Schools can exclude materials disputing Armenian genocide Court ruled on 1999 case

Schools can exclude materials disputing Armenian genocide Court ruled on 1999 case

By Peter Schworm
Globe Staff / August 12, 2010

In a closely watched case, a federal appeals court yesterday ruled that statewide public school guidelines on teaching human rights history can exclude materials disputing that the mass slaying of Armenians in the First World War era constituted genocide.

The decision, written by retired Supreme Court justice David Souter, who occasionally hears cases with the First Circuit Court of Appeals, found that state education officials did not violate public school students' free speech rights in 1999, when they excluded all "contra-genocide'' sources calling the Armenian genocide into question.

Van Z. Krikorian, a professor at Pace University Law School who filed a brief defending the state's move, said he was thrilled by the ruling, equating those who dispute the genocide designation to Holocaust deniers.

"It would have put human rights education in reverse,'' he said. "It's a major defeat for genocide denial.''

Upholding a lower-court decision, the court ruled that although state guidelines were advisory, and "not meant to declare other positions out of bounds in study and discussion,'' they were part of the official curriculum and therefore under the discretion of state authorities.

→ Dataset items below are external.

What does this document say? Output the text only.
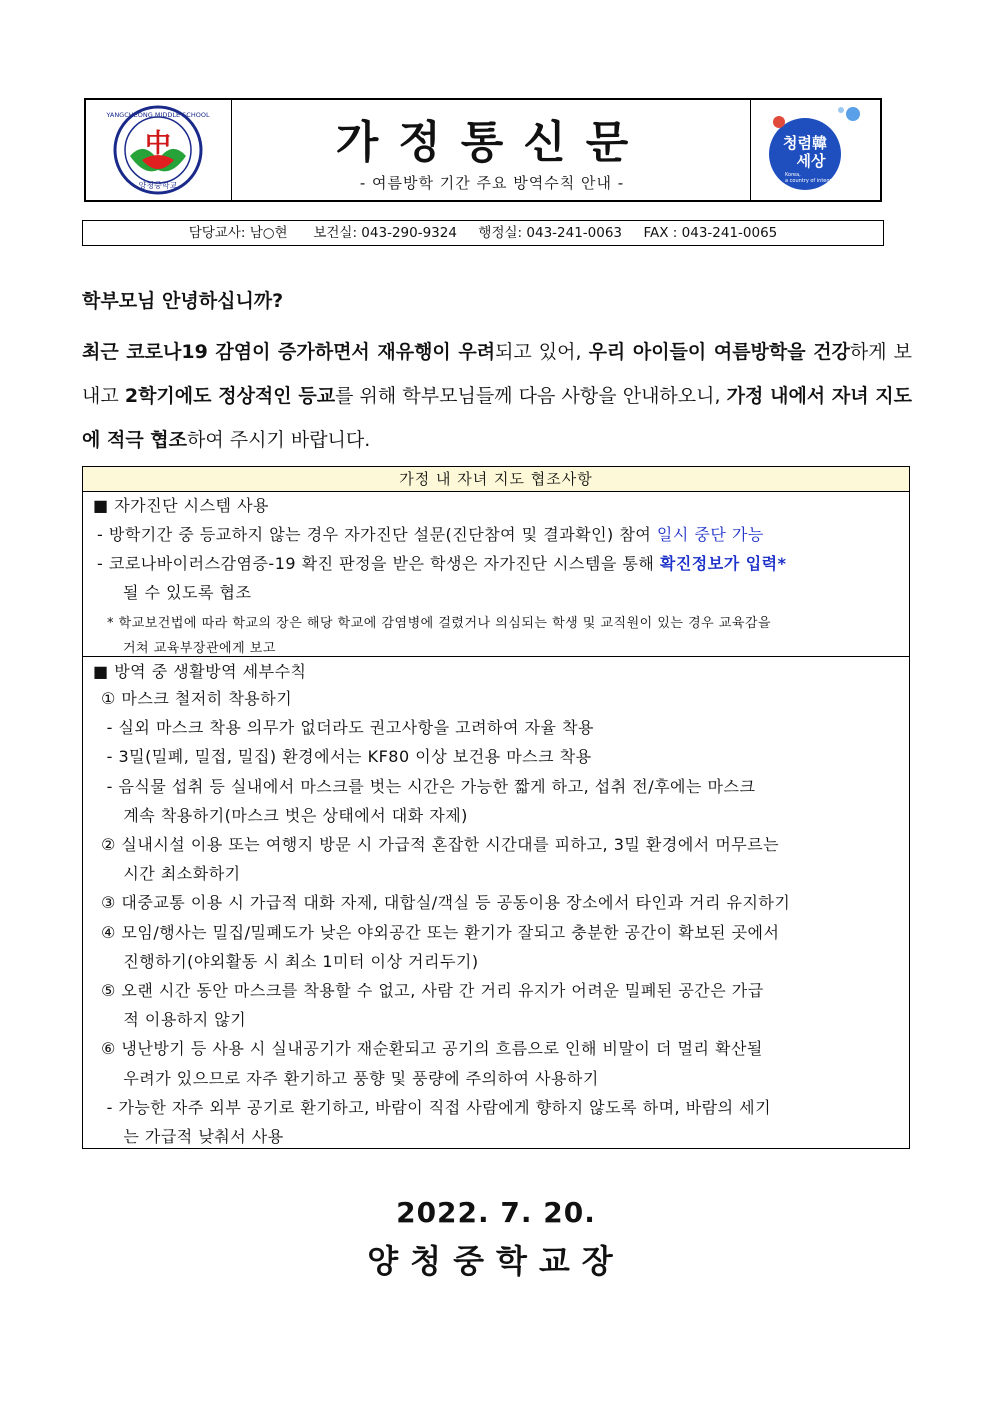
中
양청중학교
YANGCHEONG MIDDLE SCHOOL
가정통신문
- 여름방학 기간 주요 방역수칙 안내 -
청렴韓
세상
Korea,
a country of integrity
담당교사: 남○현 보건실: 043-290-9324 행정실: 043-241-0063 FAX : 043-241-0065
학부모님 안녕하십니까?
최근 코로나19 감염이 증가하면서 재유행이 우려되고 있어, 우리 아이들이 여름방학을 건강하게 보내고 2학기에도 정상적인 등교를 위해 학부모님들께 다음 사항을 안내하오니, 가정 내에서 자녀 지도에 적극 협조하여 주시기 바랍니다.
가정 내 자녀 지도 협조사항
■ 자가진단 시스템 사용
- 방학기간 중 등교하지 않는 경우 자가진단 설문(진단참여 및 결과확인) 참여 일시 중단 가능
- 코로나바이러스감염증-19 확진 판정을 받은 학생은 자가진단 시스템을 통해 확진정보가 입력*
될 수 있도록 협조
* 학교보건법에 따라 학교의 장은 해당 학교에 감염병에 걸렸거나 의심되는 학생 및 교직원이 있는 경우 교육감을
거쳐 교육부장관에게 보고
■ 방역 중 생활방역 세부수칙
① 마스크 철저히 착용하기
- 실외 마스크 착용 의무가 없더라도 권고사항을 고려하여 자율 착용
- 3밀(밀폐, 밀접, 밀집) 환경에서는 KF80 이상 보건용 마스크 착용
- 음식물 섭취 등 실내에서 마스크를 벗는 시간은 가능한 짧게 하고, 섭취 전/후에는 마스크
계속 착용하기(마스크 벗은 상태에서 대화 자제)
② 실내시설 이용 또는 여행지 방문 시 가급적 혼잡한 시간대를 피하고, 3밀 환경에서 머무르는
시간 최소화하기
③ 대중교통 이용 시 가급적 대화 자제, 대합실/객실 등 공동이용 장소에서 타인과 거리 유지하기
④ 모임/행사는 밀집/밀폐도가 낮은 야외공간 또는 환기가 잘되고 충분한 공간이 확보된 곳에서
진행하기(야외활동 시 최소 1미터 이상 거리두기)
⑤ 오랜 시간 동안 마스크를 착용할 수 없고, 사람 간 거리 유지가 어려운 밀폐된 공간은 가급
적 이용하지 않기
⑥ 냉난방기 등 사용 시 실내공기가 재순환되고 공기의 흐름으로 인해 비말이 더 멀리 확산될
우려가 있으므로 자주 환기하고 풍향 및 풍량에 주의하여 사용하기
- 가능한 자주 외부 공기로 환기하고, 바람이 직접 사람에게 향하지 않도록 하며, 바람의 세기
는 가급적 낮춰서 사용
2022. 7. 20.
양청중학교장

Requiring that officials include references to dissenting viewpoints, Souter wrote, "might actually have the effect of foreclosing future opportunities for open enquiry in the classroom.''

Harvey Silverglate, a Boston civil rights lawyer representing the Assembly of Turkish American Associations, had argued that removing the references amounted to government censorship and prevented students from hearing both sides.

"It always is a sad day when a court constricts First Amendment rights rather than expand them,'' he said. "I think they made a mistake.'' Silverglate said his clients will consider whether to appeal.

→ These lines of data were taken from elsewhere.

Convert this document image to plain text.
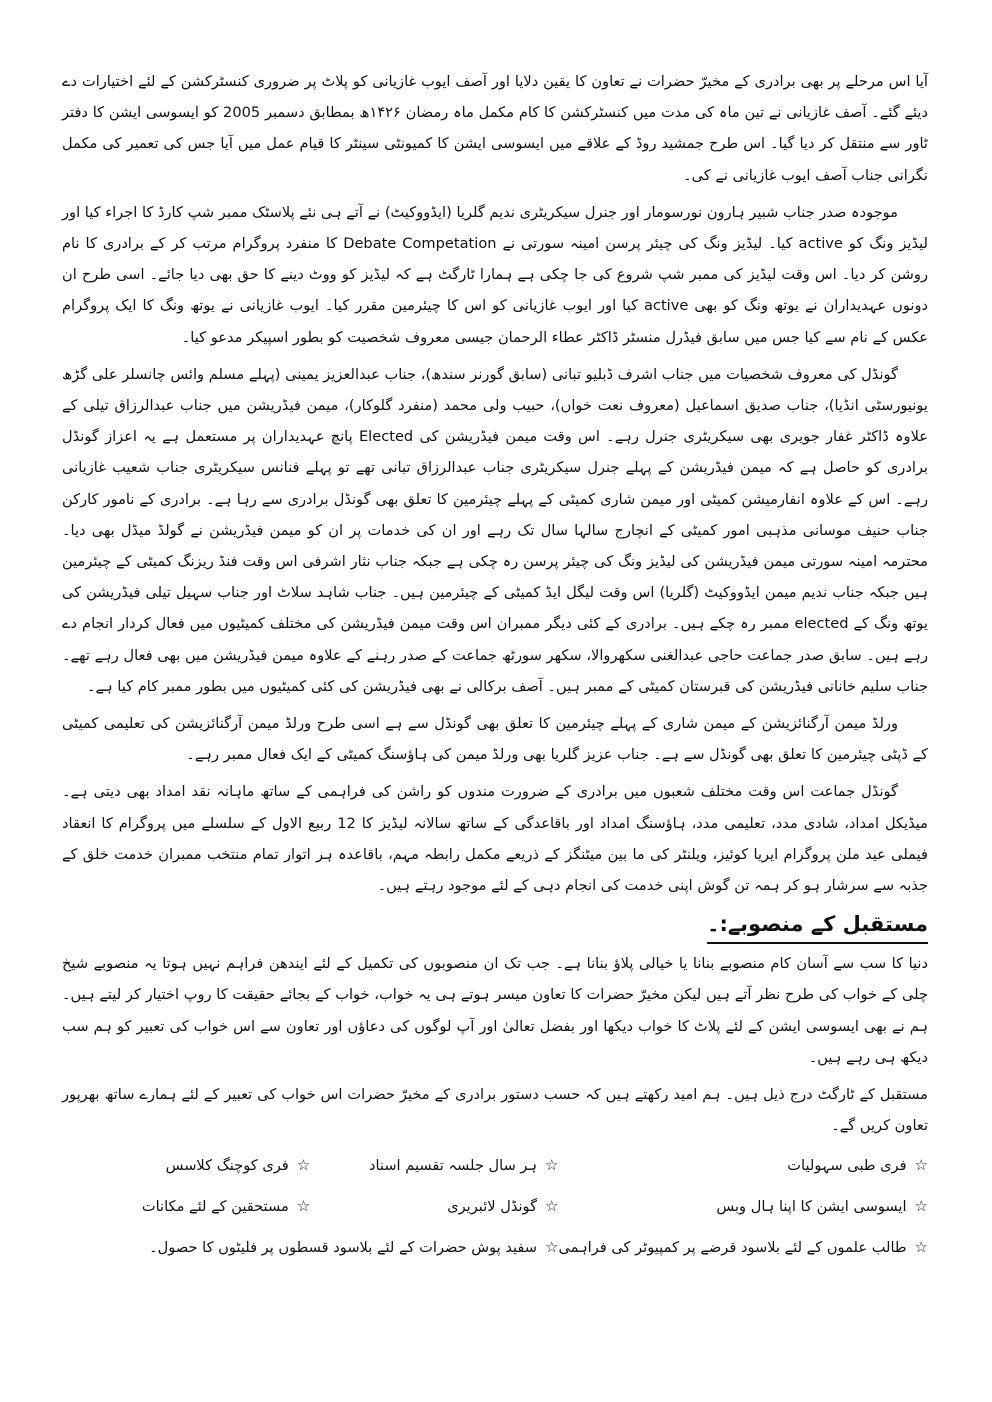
آیا اس مرحلے پر بھی برادری کے مخیرّ حضرات نے تعاون کا یقین دلایا اور آصف ایوب غازیانی کو پلاٹ پر ضروری کنسٹرکشن کے لئے اختیارات دے دیئے گئے۔ آصف غازیانی نے تین ماہ کی مدت میں کنسٹرکشن کا کام مکمل ماہ رمضان ۱۴۲۶ھ بمطابق دسمبر 2005 کو ایسوسی ایشن کا دفتر ٹاور سے منتقل کر دیا گیا۔ اس طرح جمشید روڈ کے علاقے میں ایسوسی ایشن کا کمیونٹی سینٹر کا قیام عمل میں آیا جس کی تعمیر کی مکمل نگرانی جناب آصف ایوب غازیانی نے کی۔

موجودہ صدر جناب شبیر ہارون نورسومار اور جنرل سیکریٹری ندیم گلریا (ایڈووکیٹ) نے آتے ہی نئے پلاسٹک ممبر شپ کارڈ کا اجراء کیا اور لیڈیز ونگ کو active کیا۔ لیڈیز ونگ کی چیئر پرسن امینہ سورتی نے Debate Competation کا منفرد پروگرام مرتب کر کے برادری کا نام روشن کر دیا۔ اس وقت لیڈیز کی ممبر شپ شروع کی جا چکی ہے ہمارا ٹارگٹ ہے کہ لیڈیز کو ووٹ دینے کا حق بھی دیا جائے۔ اسی طرح ان دونوں عہدیداران نے یوتھ ونگ کو بھی active کیا اور ایوب غازیانی کو اس کا چیئرمین مقرر کیا۔ ایوب غازیانی نے یوتھ ونگ کا ایک پروگرام عکس کے نام سے کیا جس میں سابق فیڈرل منسٹر ڈاکٹر عطاء الرحمان جیسی معروف شخصیت کو بطور اسپیکر مدعو کیا۔

گونڈل کی معروف شخصیات میں جناب اشرف ڈبلیو تبانی (سابق گورنر سندھ)، جناب عبدالعزیز یمینی (پہلے مسلم وائس چانسلر علی گڑھ یونیورسٹی انڈیا)، جناب صدیق اسماعیل (معروف نعت خواں)، حبیب ولی محمد (منفرد گلوکار)، میمن فیڈریشن میں جناب عبدالرزاق تیلی کے علاوہ ڈاکٹر غفار جویری بھی سیکریٹری جنرل رہے۔ اس وقت میمن فیڈریشن کی Elected پانچ عہدیداران پر مستعمل ہے یہ اعزاز گونڈل برادری کو حاصل ہے کہ میمن فیڈریشن کے پہلے جنرل سیکریٹری جناب عبدالرزاق تبانی تھے تو پہلے فنانس سیکریٹری جناب شعیب غازیانی رہے۔ اس کے علاوہ انفارمیشن کمیٹی اور میمن شاری کمیٹی کے پہلے چیئرمین کا تعلق بھی گونڈل برادری سے رہا ہے۔ برادری کے نامور کارکن جناب حنیف موسانی مذہبی امور کمیٹی کے انچارج سالہا سال تک رہے اور ان کی خدمات پر ان کو میمن فیڈریشن نے گولڈ میڈل بھی دیا۔ محترمہ امینہ سورتی میمن فیڈریشن کی لیڈیز ونگ کی چیئر پرسن رہ چکی ہے جبکہ جناب نثار اشرفی اس وقت فنڈ ریزنگ کمیٹی کے چیئرمین ہیں جبکہ جناب ندیم میمن ایڈووکیٹ (گلریا) اس وقت لیگل ایڈ کمیٹی کے چیئرمین ہیں۔ جناب شاہد سلاٹ اور جناب سہیل تیلی فیڈریشن کی یوتھ ونگ کے elected ممبر رہ چکے ہیں۔ برادری کے کئی دیگر ممبران اس وقت میمن فیڈریشن کی مختلف کمیٹیوں میں فعال کردار انجام دے رہے ہیں۔ سابق صدر جماعت حاجی عبدالغنی سکھروالا، سکھر سورٹھ جماعت کے صدر رہنے کے علاوہ میمن فیڈریشن میں بھی فعال رہے تھے۔ جناب سلیم خانانی فیڈریشن کی قبرستان کمیٹی کے ممبر ہیں۔ آصف برکالی نے بھی فیڈریشن کی کئی کمیٹیوں میں بطور ممبر کام کیا ہے۔

ورلڈ میمن آرگنائزیشن کے میمن شاری کے پہلے چیئرمین کا تعلق بھی گونڈل سے ہے اسی طرح ورلڈ میمن آرگنائزیشن کی تعلیمی کمیٹی کے ڈپٹی چیئرمین کا تعلق بھی گونڈل سے ہے۔ جناب عزیز گلریا بھی ورلڈ میمن کی ہاؤسنگ کمیٹی کے ایک فعال ممبر رہے۔

گونڈل جماعت اس وقت مختلف شعبوں میں برادری کے ضرورت مندوں کو راشن کی فراہمی کے ساتھ ماہانہ نقد امداد بھی دیتی ہے۔ میڈیکل امداد، شادی مدد، تعلیمی مدد، ہاؤسنگ امداد اور باقاعدگی کے ساتھ سالانہ لیڈیز کا 12 ربیع الاول کے سلسلے میں پروگرام کا انعقاد فیملی عید ملن پروگرام ایریا کوئیز، ویلنٹر کی ما بین میٹنگز کے ذریعے مکمل رابطہ مہم، باقاعدہ ہر اتوار تمام منتخب ممبران خدمت خلق کے جذبہ سے سرشار ہو کر ہمہ تن گوش اپنی خدمت کی انجام دہی کے لئے موجود رہتے ہیں۔

مستقبل کے منصوبے:۔

دنیا کا سب سے آسان کام منصوبے بنانا یا خیالی پلاؤ بنانا ہے۔ جب تک ان منصوبوں کی تکمیل کے لئے ایندھن فراہم نہیں ہوتا یہ منصوبے شیخ چلی کے خواب کی طرح نظر آتے ہیں لیکن مخیرّ حضرات کا تعاون میسر ہوتے ہی یہ خواب، خواب کے بجائے حقیقت کا روپ اختیار کر لیتے ہیں۔ ہم نے بھی ایسوسی ایشن کے لئے پلاٹ کا خواب دیکھا اور بفضل تعالیٰ اور آپ لوگوں کی دعاؤں اور تعاون سے اس خواب کی تعبیر کو ہم سب دیکھ ہی رہے ہیں۔

مستقبل کے ٹارگٹ درج ذیل ہیں۔ ہم امید رکھتے ہیں کہ حسب دستور برادری کے مخیرّ حضرات اس خواب کی تعبیر کے لئے ہمارے ساتھ بھرپور تعاون کریں گے۔

☆فری طبی سہولیات
☆ہر سال جلسہ تقسیم اسناد
☆فری کوچنگ کلاسس
☆ایسوسی ایشن کا اپنا ہال وبس
☆گونڈل لائبریری
☆مستحقین کے لئے مکانات
☆طالب علموں کے لئے بلاسود قرضے پر کمپیوٹر کی فراہمی
☆سفید پوش حضرات کے لئے بلاسود قسطوں پر فلیٹوں کا حصول۔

The Turkish-American group disputes that the Muslim Turkish Ottoman Empire committed genocide against its Christian Armenian minority population. Over 1.5 million Armenians died at the hands of Turkish forces, but Turkish activists maintain it was not the result of a policy.

In 1998, the Legislature ordered the state Board of Education to prepare an advisory curriculum guide for teaching about genocide and human rights, and a draft of the guide initially included a section on the "Armenian Genocide.'' Under pressure from Turkish advocacy groups, the commissioner of education, David P. Driscoll, revised the draft to include references to opposing views, said the ruling.

When officials filed the guide with legislators in March 1999, the state's Armenian community protested the inclusion of "contra-genocide'' viewpoints, and the education commissioner removed the references.